Sus manos acariciaban sus respectivas empuñaduras, preparadas para el movimiento del contrario, mientras que, intrigados por el ruido de su conversación, algunos de los vecinos se habían asomado por sus respectivas ventanas, portando velas como la que el viejo acababa de apagar.
La tensión les rodeaba, a punto de romperse en el primer movimiento, cuya espera alargaba los segundos hasta convertirlos en horas, días, años o eones, sabedores los dos rivales de que iban a ser los últimos de uno de ellos.

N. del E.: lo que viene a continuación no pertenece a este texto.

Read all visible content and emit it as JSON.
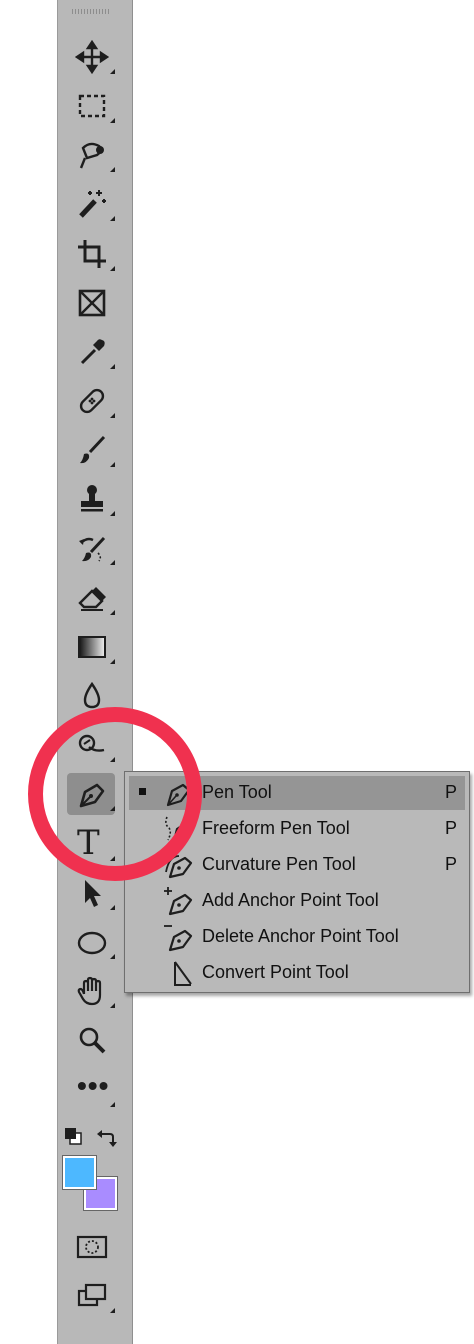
{
  "toolbar": {
    "tools": [
      {
        "name": "move",
        "icon": "move-icon"
      },
      {
        "name": "rectangular-marquee",
        "icon": "marquee-icon"
      },
      {
        "name": "lasso",
        "icon": "lasso-icon"
      },
      {
        "name": "magic-wand",
        "icon": "magic-wand-icon"
      },
      {
        "name": "crop",
        "icon": "crop-icon"
      },
      {
        "name": "frame",
        "icon": "frame-icon"
      },
      {
        "name": "eyedropper",
        "icon": "eyedropper-icon"
      },
      {
        "name": "healing-brush",
        "icon": "bandage-icon"
      },
      {
        "name": "brush",
        "icon": "brush-icon"
      },
      {
        "name": "clone-stamp",
        "icon": "stamp-icon"
      },
      {
        "name": "history-brush",
        "icon": "history-brush-icon"
      },
      {
        "name": "eraser",
        "icon": "eraser-icon"
      },
      {
        "name": "gradient",
        "icon": "gradient-icon"
      },
      {
        "name": "blur",
        "icon": "drop-icon"
      },
      {
        "name": "dodge",
        "icon": "dodge-icon"
      },
      {
        "name": "pen",
        "icon": "pen-icon",
        "active": true
      },
      {
        "name": "type",
        "icon": "type-icon",
        "glyph": "T"
      },
      {
        "name": "path-selection",
        "icon": "arrow-icon"
      },
      {
        "name": "ellipse",
        "icon": "ellipse-icon"
      },
      {
        "name": "hand",
        "icon": "hand-icon"
      },
      {
        "name": "zoom",
        "icon": "zoom-icon"
      },
      {
        "name": "edit-toolbar",
        "icon": "more-icon",
        "glyph": "•••"
      }
    ],
    "colors": {
      "foreground": "#4db8ff",
      "background": "#a98cff"
    }
  },
  "flyout": {
    "items": [
      {
        "label": "Pen Tool",
        "shortcut": "P",
        "selected": true
      },
      {
        "label": "Freeform Pen Tool",
        "shortcut": "P"
      },
      {
        "label": "Curvature Pen Tool",
        "shortcut": "P"
      },
      {
        "label": "Add Anchor Point Tool",
        "shortcut": ""
      },
      {
        "label": "Delete Anchor Point Tool",
        "shortcut": ""
      },
      {
        "label": "Convert Point Tool",
        "shortcut": ""
      }
    ]
  },
  "annotation": {
    "color": "#f0314f"
  }
}
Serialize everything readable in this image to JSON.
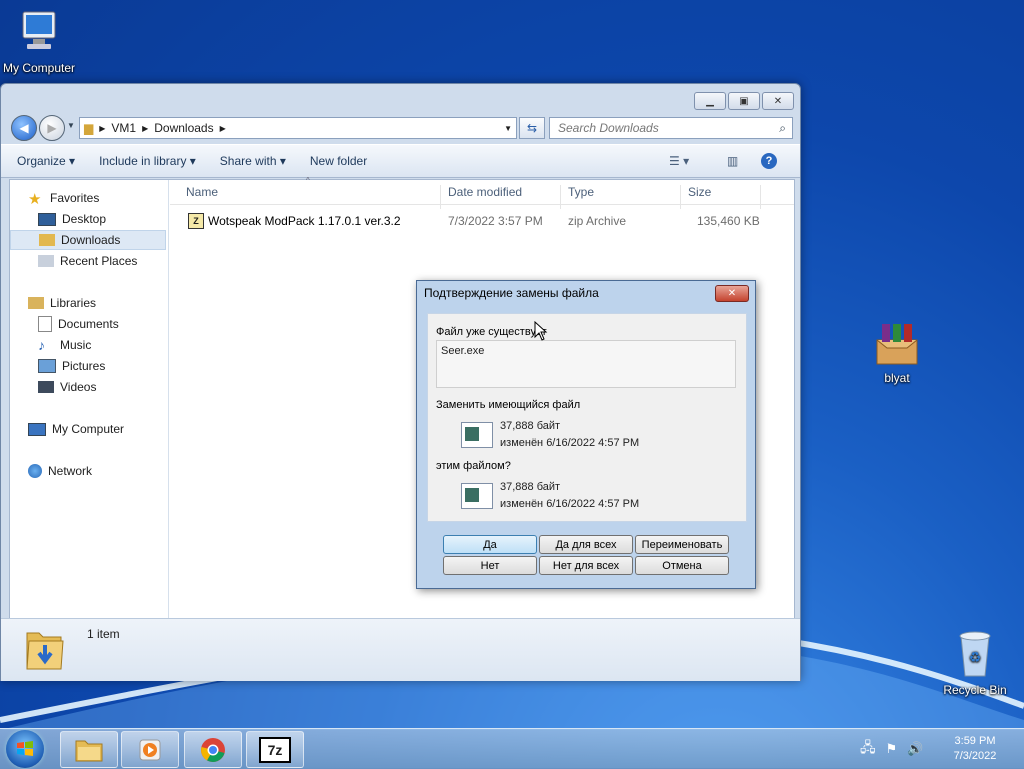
{
  "desktop": {
    "icons": [
      {
        "label": "My Computer"
      },
      {
        "label": "blyat"
      },
      {
        "label": "Recycle Bin"
      }
    ]
  },
  "explorer": {
    "breadcrumb": [
      "VM1",
      "Downloads"
    ],
    "search_placeholder": "Search Downloads",
    "commands": [
      "Organize",
      "Include in library",
      "Share with",
      "New folder"
    ],
    "nav": {
      "favorites": {
        "label": "Favorites",
        "items": [
          "Desktop",
          "Downloads",
          "Recent Places"
        ]
      },
      "libraries": {
        "label": "Libraries",
        "items": [
          "Documents",
          "Music",
          "Pictures",
          "Videos"
        ]
      },
      "computer": "My Computer",
      "network": "Network"
    },
    "columns": [
      "Name",
      "Date modified",
      "Type",
      "Size"
    ],
    "files": [
      {
        "name": "Wotspeak ModPack 1.17.0.1 ver.3.2",
        "date": "7/3/2022 3:57 PM",
        "type": "zip Archive",
        "size": "135,460 KB"
      }
    ],
    "status": "1 item"
  },
  "dialog": {
    "title": "Подтверждение замены файла",
    "exists_label": "Файл уже существует",
    "filename": "Seer.exe",
    "replace_label": "Заменить имеющийся файл",
    "existing": {
      "size": "37,888 байт",
      "modified": "изменён 6/16/2022 4:57 PM"
    },
    "with_label": "этим файлом?",
    "new": {
      "size": "37,888 байт",
      "modified": "изменён 6/16/2022 4:57 PM"
    },
    "buttons": {
      "yes": "Да",
      "yes_all": "Да для всех",
      "rename": "Переименовать",
      "no": "Нет",
      "no_all": "Нет для всех",
      "cancel": "Отмена"
    }
  },
  "taskbar": {
    "time": "3:59 PM",
    "date": "7/3/2022"
  }
}
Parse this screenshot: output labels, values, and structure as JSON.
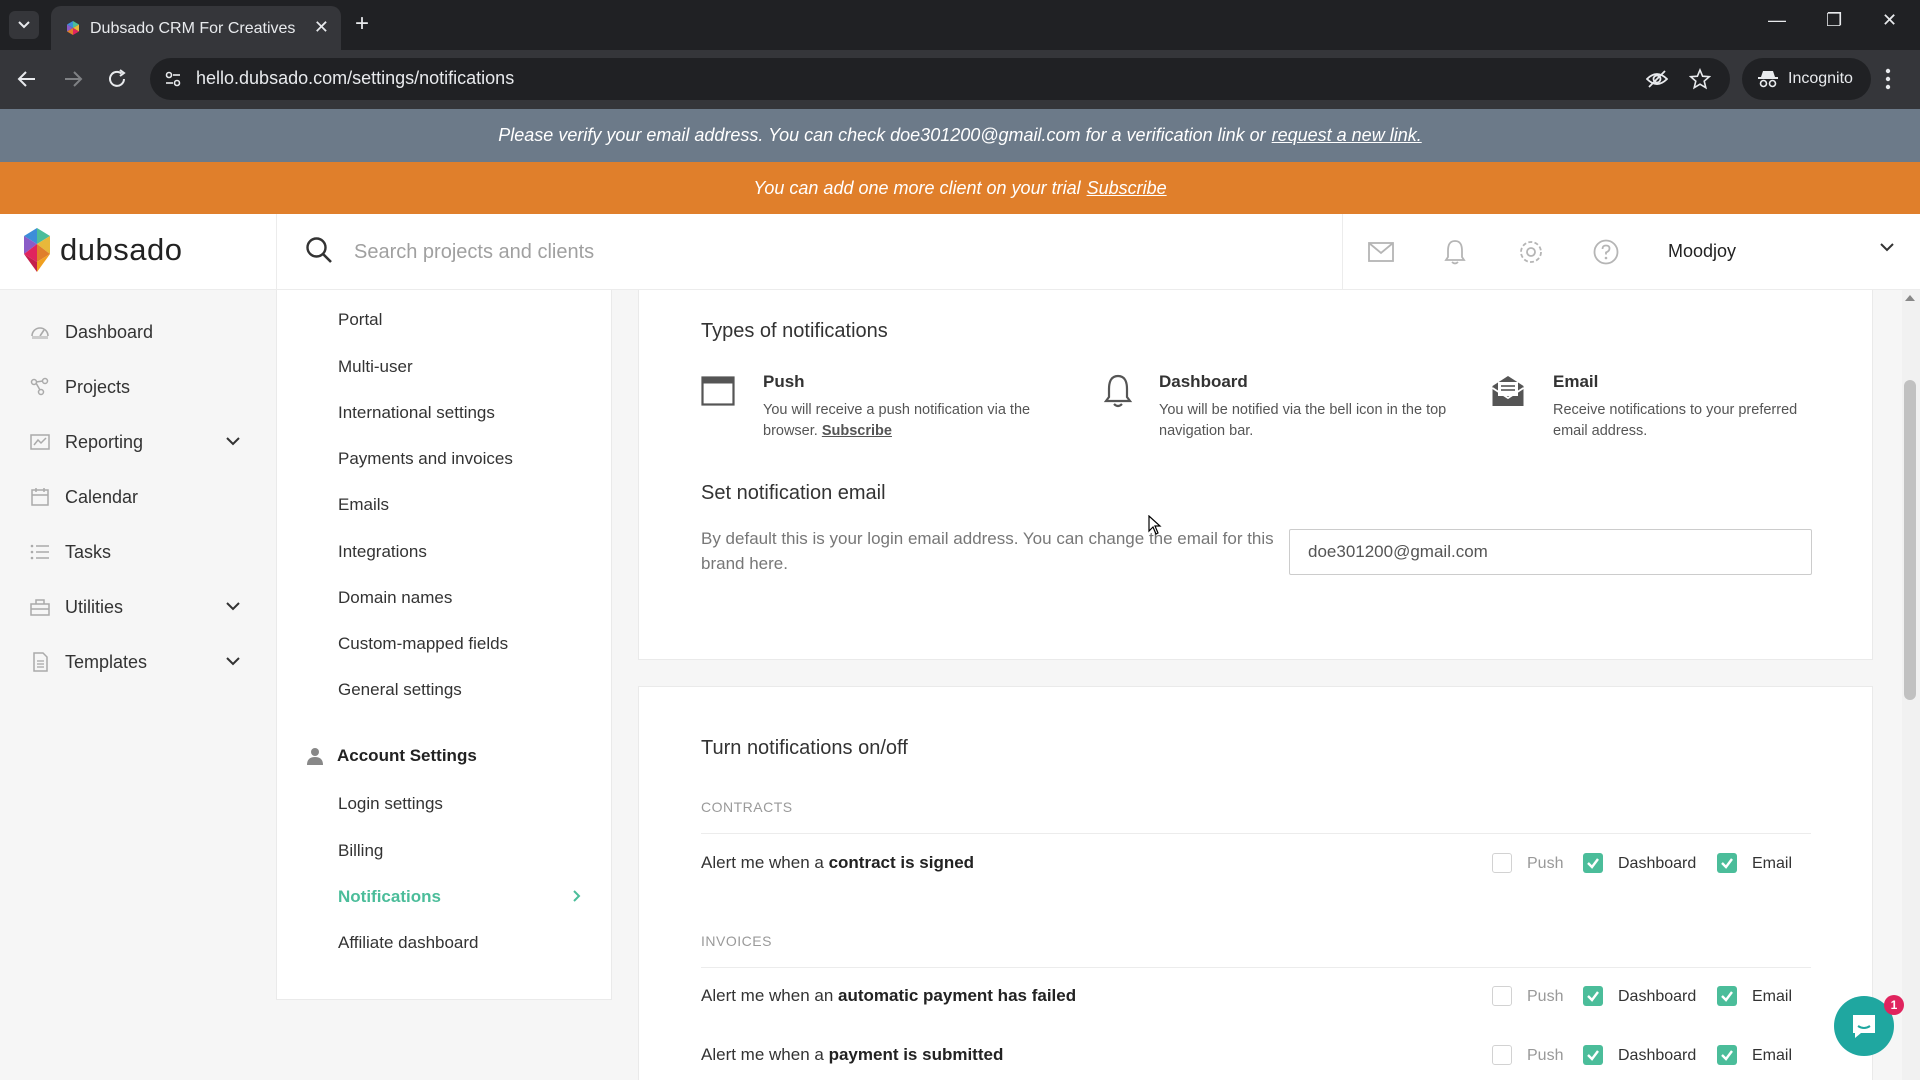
{
  "browser": {
    "tab_title": "Dubsado CRM For Creatives",
    "url": "hello.dubsado.com/settings/notifications",
    "incognito_label": "Incognito"
  },
  "banners": {
    "verify_text": "Please verify your email address. You can check doe301200@gmail.com for a verification link or",
    "verify_link": "request a new link.",
    "trial_text": "You can add one more client on your trial",
    "trial_link": "Subscribe"
  },
  "header": {
    "logo_text": "dubsado",
    "search_placeholder": "Search projects and clients",
    "user_name": "Moodjoy"
  },
  "leftnav": {
    "items": [
      {
        "label": "Dashboard",
        "icon": "dashboard-icon"
      },
      {
        "label": "Projects",
        "icon": "projects-icon"
      },
      {
        "label": "Reporting",
        "icon": "reporting-icon",
        "expandable": true
      },
      {
        "label": "Calendar",
        "icon": "calendar-icon"
      },
      {
        "label": "Tasks",
        "icon": "tasks-icon"
      },
      {
        "label": "Utilities",
        "icon": "utilities-icon",
        "expandable": true
      },
      {
        "label": "Templates",
        "icon": "templates-icon",
        "expandable": true
      }
    ]
  },
  "submenu": {
    "brand_items": [
      "Portal",
      "Multi-user",
      "International settings",
      "Payments and invoices",
      "Emails",
      "Integrations",
      "Domain names",
      "Custom-mapped fields",
      "General settings"
    ],
    "account_section": "Account Settings",
    "account_items": [
      "Login settings",
      "Billing",
      "Notifications",
      "Affiliate dashboard"
    ],
    "active": "Notifications"
  },
  "types": {
    "heading": "Types of notifications",
    "push": {
      "title": "Push",
      "desc": "You will receive a push notification via the browser.",
      "link": "Subscribe"
    },
    "dashboard": {
      "title": "Dashboard",
      "desc": "You will be notified via the bell icon in the top navigation bar."
    },
    "email": {
      "title": "Email",
      "desc": "Receive notifications to your preferred email address."
    }
  },
  "notification_email": {
    "heading": "Set notification email",
    "desc": "By default this is your login email address. You can change the email for this brand here.",
    "value": "doe301200@gmail.com"
  },
  "toggles": {
    "heading": "Turn notifications on/off",
    "option_labels": {
      "push": "Push",
      "dashboard": "Dashboard",
      "email": "Email"
    },
    "categories": [
      {
        "label": "CONTRACTS",
        "alerts": [
          {
            "prefix": "Alert me when a",
            "bold": "contract is signed",
            "push": false,
            "dashboard": true,
            "email": true
          }
        ]
      },
      {
        "label": "INVOICES",
        "alerts": [
          {
            "prefix": "Alert me when an",
            "bold": "automatic payment has failed",
            "push": false,
            "dashboard": true,
            "email": true
          },
          {
            "prefix": "Alert me when a",
            "bold": "payment is submitted",
            "push": false,
            "dashboard": true,
            "email": true
          }
        ]
      }
    ]
  },
  "chat": {
    "badge_count": "1"
  },
  "colors": {
    "accent_green": "#4bbd9a",
    "verify_banner": "#6c7a89",
    "trial_banner": "#e07f2b",
    "chat": "#1fa7a0"
  }
}
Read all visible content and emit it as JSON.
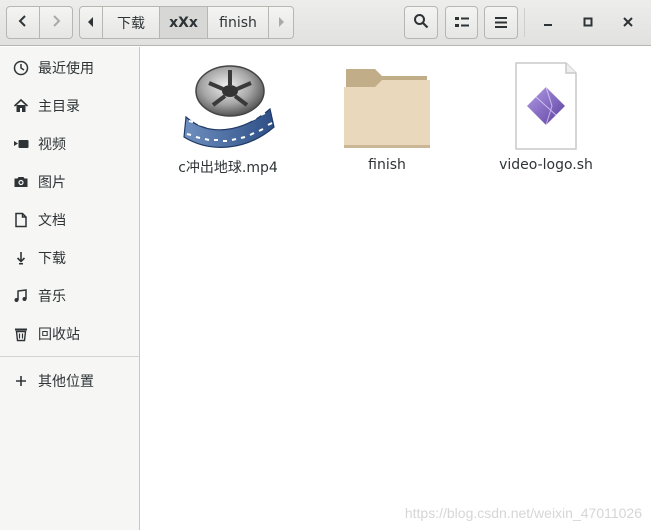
{
  "header": {
    "path_segments": [
      {
        "label": "下载",
        "state": "normal"
      },
      {
        "label": "xXx",
        "state": "active"
      },
      {
        "label": "finish",
        "state": "normal"
      }
    ],
    "icons": {
      "back": "go-back-icon",
      "forward": "go-forward-icon",
      "path_left": "path-scroll-left-icon",
      "path_right": "path-scroll-right-icon",
      "search": "search-icon",
      "view": "view-options-icon",
      "menu": "menu-icon",
      "minimize": "minimize-icon",
      "maximize": "maximize-icon",
      "close": "close-icon"
    }
  },
  "sidebar": {
    "items": [
      {
        "label": "最近使用",
        "icon": "recent-icon"
      },
      {
        "label": "主目录",
        "icon": "home-icon"
      },
      {
        "label": "视频",
        "icon": "videos-icon"
      },
      {
        "label": "图片",
        "icon": "pictures-icon"
      },
      {
        "label": "文档",
        "icon": "documents-icon"
      },
      {
        "label": "下载",
        "icon": "downloads-icon"
      },
      {
        "label": "音乐",
        "icon": "music-icon"
      },
      {
        "label": "回收站",
        "icon": "trash-icon"
      }
    ],
    "other_locations": {
      "label": "其他位置",
      "icon": "plus-icon"
    }
  },
  "files": [
    {
      "name": "c冲出地球.mp4",
      "icon": "video-file-icon"
    },
    {
      "name": "finish",
      "icon": "folder-icon"
    },
    {
      "name": "video-logo.sh",
      "icon": "script-file-icon"
    }
  ],
  "watermark": "https://blog.csdn.net/weixin_47011026",
  "colors": {
    "folder": "#d9c6a5",
    "folder_tab": "#c2ad89",
    "sidebar_bg": "#f6f6f5",
    "header_bg": "#e8e8e7"
  }
}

Fue el viejo quien hizo el primer movimiento.
Desenfundó su espada con rapidez y echó a correr hacia el joven a toda velocidad. Por su parte, el chico sacó su arma y aguardó. Cuando faltaban pocos segundos para que se le echara encima, la sangre se agolpaba en sus oídos, haciendo que no pudiera oír nada más que sus propias pulsaciones. Inmóvil, vio cómo el viejo daba el salto, tensaba los músculos de sus brazos y alzaba su arma, dispuesto a partirle en dos.
Solo necesitó moverse una vez.
Flexionó las rodillas, se inclinó a la derecha y rodó, mientras la hoja de la espada de su rival se hundía en la tierra, y entonces, describiendo un arco con sus brazos, hundió el arma en su estómago.
— ¡Ah!
Aquello fue lo último que el viejo pudo decir antes de que un hilillo de sangre brotara de su boca y comenzara a rodar por su mandíbula. Apoyado en su espada, la cual aún seguía clavada en el suelo, se dejó caer con suavidad. Alrededor del moribundo, el pueblo se había convertido en un silencioso borrón.
—Es un lugar horrible para morir… —volvió a susurrar el viejo, antes de desplomarse definitivamente, como una muñeca de trapo.
El joven se encontraba inclinado ante él, contemplando de cerca su inmolación.
—No te preocupes —susurró él también—. Yo también pienso seguir hasta Valassar… y, por cierto —añadió, poniéndose en pie—. Por si has cambiado de opinión, mi nombre es Asari.